地熱発電の分類 - 蒸気発電方式とバイナリーサイクル方式
地熱発電は、火山活動などにより高温の蒸気や熱水が溜まった地層(地熱貯留層)へ蒸気を取り出す井戸を掘り、その井戸を通じて取り出した蒸気でタービンを回して電力を得る発電方法です。

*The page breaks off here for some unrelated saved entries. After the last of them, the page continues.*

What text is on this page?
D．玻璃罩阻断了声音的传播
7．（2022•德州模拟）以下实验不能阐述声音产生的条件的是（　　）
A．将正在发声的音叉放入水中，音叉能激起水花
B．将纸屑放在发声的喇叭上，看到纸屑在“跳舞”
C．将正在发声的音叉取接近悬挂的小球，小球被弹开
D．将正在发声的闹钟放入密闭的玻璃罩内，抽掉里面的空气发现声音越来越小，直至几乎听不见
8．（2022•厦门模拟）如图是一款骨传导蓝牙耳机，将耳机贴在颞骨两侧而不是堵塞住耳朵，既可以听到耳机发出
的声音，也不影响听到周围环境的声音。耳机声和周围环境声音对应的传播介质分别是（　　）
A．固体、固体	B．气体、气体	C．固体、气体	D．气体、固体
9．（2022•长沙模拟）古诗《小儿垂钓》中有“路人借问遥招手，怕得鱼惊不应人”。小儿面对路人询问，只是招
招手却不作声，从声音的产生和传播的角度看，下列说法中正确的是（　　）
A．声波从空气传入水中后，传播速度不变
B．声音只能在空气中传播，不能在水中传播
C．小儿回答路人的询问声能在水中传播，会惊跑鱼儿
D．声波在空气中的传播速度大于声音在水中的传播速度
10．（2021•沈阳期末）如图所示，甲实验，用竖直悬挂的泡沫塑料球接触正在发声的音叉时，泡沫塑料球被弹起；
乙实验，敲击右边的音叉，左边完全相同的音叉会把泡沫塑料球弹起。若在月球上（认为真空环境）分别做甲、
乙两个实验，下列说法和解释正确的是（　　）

地熱発電には、主に蒸気発電方式とバイナリーサイクル方式の2つの方式があり、それぞれ以下のような特徴を持っています。
蒸気発電方式
蒸気発電方式は、井戸から噴出した蒸気を直接利用して発電用のタービンを回す方式で、蒸気と共に噴出する熱水の取り扱いにより以下のような3つの方式に細かく区分されます。
シングルフラッシュ方式
シングルフラッシュ方式は、井戸からの蒸気と共に熱水が噴出する場合に用いられる方式で、気液分離器で蒸気のみを取り出し、その蒸気でタービンを回して発電を行います。
ダブルフラッシュ方式
ダブルフラッシュ方式はシングルフラッシュ方式と同様、井戸からの蒸気と共に熱水が噴出する場合に用いられる方式で、まず気液分離器で蒸気を取り出しその蒸気でタービンを回し発電するとともに、分離した熱水を減圧することで蒸気化し、この蒸気でもタービンを回し発電を行います。
ドライスチーム方式
ドライスチーム方式は、井戸からの噴出物が蒸気のみの場合に用いる方式で、気液分離器を用いず、噴出した蒸気で直接タービンを回して発電を行います。
バイナリーサイクル方式
バイナリーサイクル方式は、一般的に地下から噴出する蒸気が80℃~150℃と低温の場合に用いられる方式で、井戸からの蒸気で低沸点の媒体を加熱し蒸発させ、この蒸気でタービンを回して発電を行います。
利用される低沸点の媒体には、沸点36.07℃のペンタンや沸点-33.34℃のアンモニアのように沸点が100℃以下の液体が用いられます。